New numbers from the Iowa Department of Health and Human Services obtained by the Des Moines Register reveal that the state’s family-planning program is remarkably less effective at providing birth control than it was a year ago, before state lawmakers voted to cut funding to Planned Parenthood.
According to the Register, Iowa’s family-planning program saw a 73 percent decrease in services provided between April and June 2018, compared to the same time period from the previous year. The Register also found that, in June 2018, there were fewer than half of the people enrolled in the family-planning program as there were in June 2017.
In June 2017, state lawmakers voted to ban organizations and clinics that provide abortion services from receiving funding, which meant the state lost out on $3 million in Medicaid. (Last year, Planned Parenthood also closed four clinics in Iowa after losing out on those federal funds.)
The changes to the family-planning program are simply one way Iowa’s GOP-controlled legislature has worked to restrict abortion access in recent years. Although most Iowans believe abortion should be legal in most or all cases, state lawmakers succeeded in passing thestrictest abortion ban in the U.S. in 2017. From the Register:
Under the legislation, physicians will be barred from performing most abortions after a fetal heartbeat is detected. Experts said that heartbeat can be heard about six weeks into a pregnancy — often before a woman realizes she’s pregnant.
The constitutionality of “fetal heartbeat” law is currently being challenged and the law has been temporarily put on hold.
The chairman of the Iowa Council on Human Services has argued that increasing access to contraceptions should result in the need for fewer abortions.
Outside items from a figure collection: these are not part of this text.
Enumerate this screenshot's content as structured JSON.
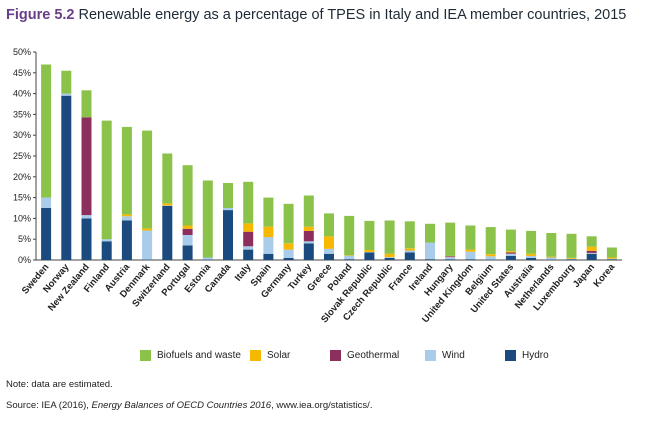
{
  "header": {
    "figure_number": "Figure 5.2",
    "title": "Renewable energy as a percentage of TPES in Italy and IEA member countries, 2015"
  },
  "footer": {
    "note": "Note: data are estimated.",
    "source_prefix": "Source: IEA (2016), ",
    "source_italic": "Energy Balances of OECD Countries 2016",
    "source_suffix": ", www.iea.org/statistics/."
  },
  "colors": {
    "Hydro": "#1b4a7e",
    "Wind": "#a8cce9",
    "Geothermal": "#8c2f5c",
    "Solar": "#f6b800",
    "Biofuels and waste": "#8bc34a"
  },
  "chart_data": {
    "type": "bar",
    "stacked": true,
    "categories": [
      "Sweden",
      "Norway",
      "New Zealand",
      "Finland",
      "Austria",
      "Denmark",
      "Switzerland",
      "Portugal",
      "Estonia",
      "Canada",
      "Italy",
      "Spain",
      "Germany",
      "Turkey",
      "Greece",
      "Poland",
      "Slovak Republic",
      "Czech Republic",
      "France",
      "Ireland",
      "Hungary",
      "United Kingdom",
      "Belgium",
      "United States",
      "Australia",
      "Netherlands",
      "Luxembourg",
      "Japan",
      "Korea"
    ],
    "series": [
      {
        "name": "Hydro",
        "values": [
          12.5,
          39.5,
          10.0,
          4.5,
          9.5,
          0.1,
          13.0,
          3.5,
          0.1,
          12.0,
          2.5,
          1.5,
          0.5,
          4.0,
          1.5,
          0.2,
          1.8,
          0.5,
          1.8,
          0.2,
          0.2,
          0.2,
          0.1,
          1.0,
          0.5,
          0.1,
          0.2,
          1.5,
          0.2
        ]
      },
      {
        "name": "Wind",
        "values": [
          2.5,
          0.5,
          0.8,
          0.5,
          1.0,
          7.0,
          0.1,
          2.5,
          0.5,
          0.5,
          0.8,
          4.0,
          2.0,
          0.5,
          1.2,
          0.8,
          0.1,
          0.2,
          0.5,
          4.0,
          0.5,
          1.8,
          0.8,
          0.5,
          0.5,
          0.5,
          0.1,
          0.2,
          0.1
        ]
      },
      {
        "name": "Geothermal",
        "values": [
          0.0,
          0.0,
          23.5,
          0.0,
          0.0,
          0.0,
          0.0,
          1.5,
          0.0,
          0.0,
          3.5,
          0.0,
          0.0,
          2.5,
          0.0,
          0.0,
          0.0,
          0.0,
          0.0,
          0.0,
          0.2,
          0.0,
          0.0,
          0.3,
          0.0,
          0.0,
          0.0,
          0.5,
          0.0
        ]
      },
      {
        "name": "Solar",
        "values": [
          0.0,
          0.0,
          0.0,
          0.0,
          0.5,
          0.5,
          0.5,
          0.8,
          0.0,
          0.0,
          2.0,
          2.5,
          1.5,
          1.0,
          3.0,
          0.1,
          0.5,
          0.8,
          0.5,
          0.0,
          0.1,
          0.5,
          0.5,
          0.3,
          0.5,
          0.2,
          0.2,
          1.0,
          0.3
        ]
      },
      {
        "name": "Biofuels and waste",
        "values": [
          32.0,
          5.5,
          6.5,
          28.5,
          21.0,
          23.5,
          12.0,
          14.5,
          18.5,
          6.0,
          10.0,
          7.0,
          9.5,
          7.5,
          5.5,
          9.5,
          7.0,
          8.0,
          6.5,
          4.5,
          8.0,
          5.8,
          6.5,
          5.2,
          5.5,
          5.7,
          5.8,
          2.5,
          2.4
        ]
      }
    ],
    "legend_order": [
      "Biofuels and waste",
      "Solar",
      "Geothermal",
      "Wind",
      "Hydro"
    ],
    "yticks": [
      "0%",
      "5%",
      "10%",
      "15%",
      "20%",
      "25%",
      "30%",
      "35%",
      "40%",
      "45%",
      "50%"
    ],
    "ylim": [
      0,
      50
    ],
    "grid": false,
    "legend_position": "bottom"
  }
}
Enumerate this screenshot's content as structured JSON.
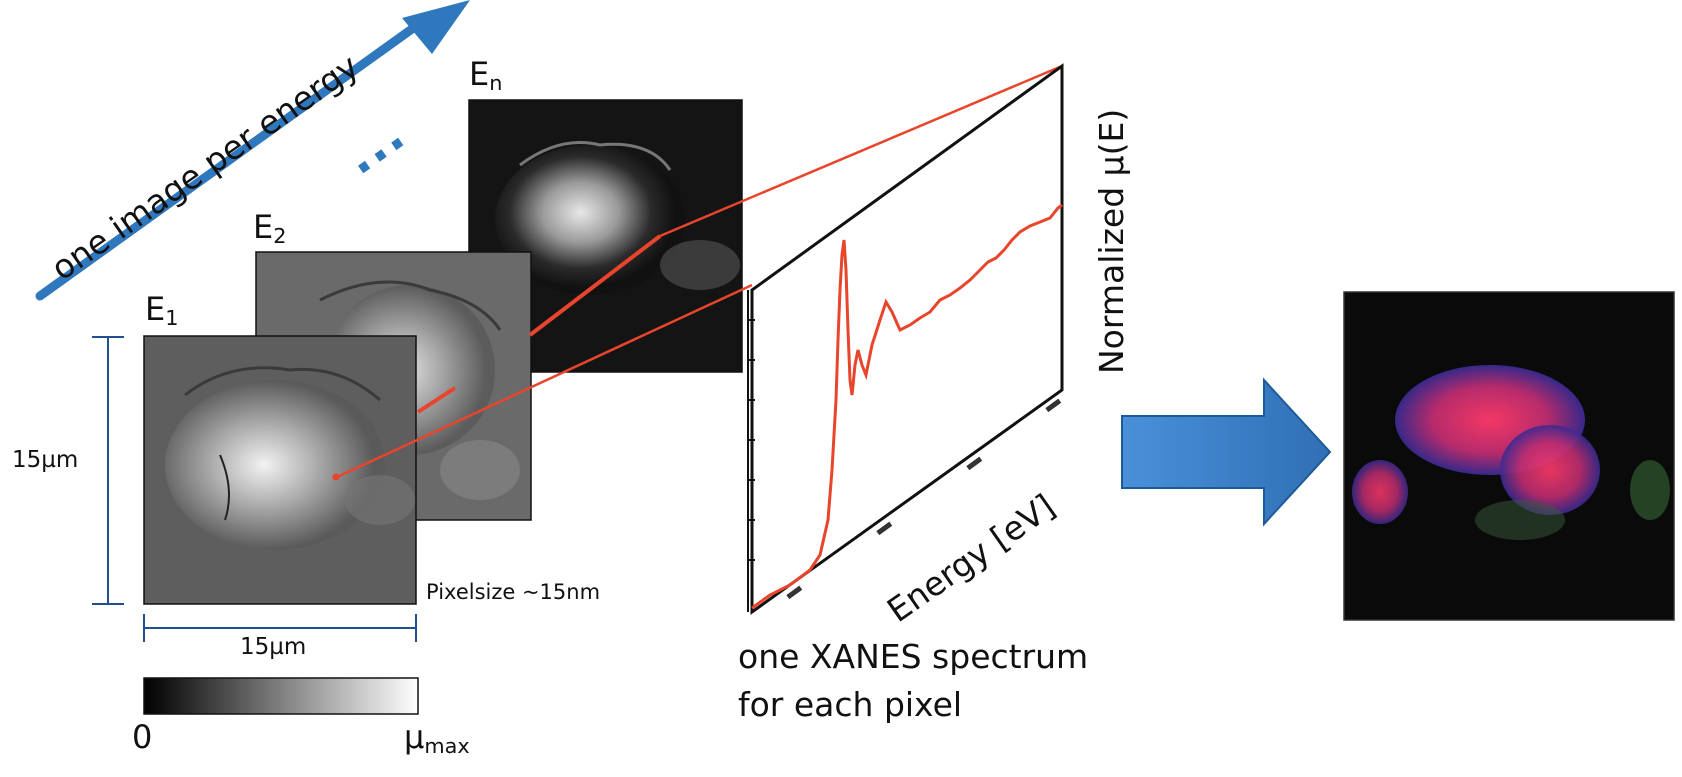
{
  "arrow_label": "one image per energy",
  "ellipsis": "...",
  "energy_labels": {
    "e1": {
      "base": "E",
      "sub": "1"
    },
    "e2": {
      "base": "E",
      "sub": "2"
    },
    "en": {
      "base": "E",
      "sub": "n"
    }
  },
  "scale": {
    "height": "15µm",
    "width": "15µm",
    "pixelsize": "Pixelsize ~15nm"
  },
  "colorbar": {
    "min": "0",
    "max_base": "µ",
    "max_sub": "max"
  },
  "spectrum": {
    "ylabel": "Normalized µ(E)",
    "xlabel": "Energy [eV]",
    "caption_line1": "one XANES spectrum",
    "caption_line2": "for each pixel"
  },
  "colors": {
    "blue_arrow": "#2f78bd",
    "red_line": "#e8452c",
    "scale_blue": "#20508f"
  }
}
But Iowa’s family-planning program may be failing its residents on this very metric:
Critics have noted that the new program’s list of approved family planning providers contains listings for agencies that don’t offer contraception. For example, at least 74 of the 695 providers now listed are part of the Mercy health system, a Catholic organization with strict limits on contraception services.
A spokeswoman for Planned Parenthood of the Heartland reiterated that it’s up to Iowa’s lawmakers to amend the problem they’ve created across the state. “They have an obligation to the people they serve to fix the mess they made,” Becca Lee told the Register.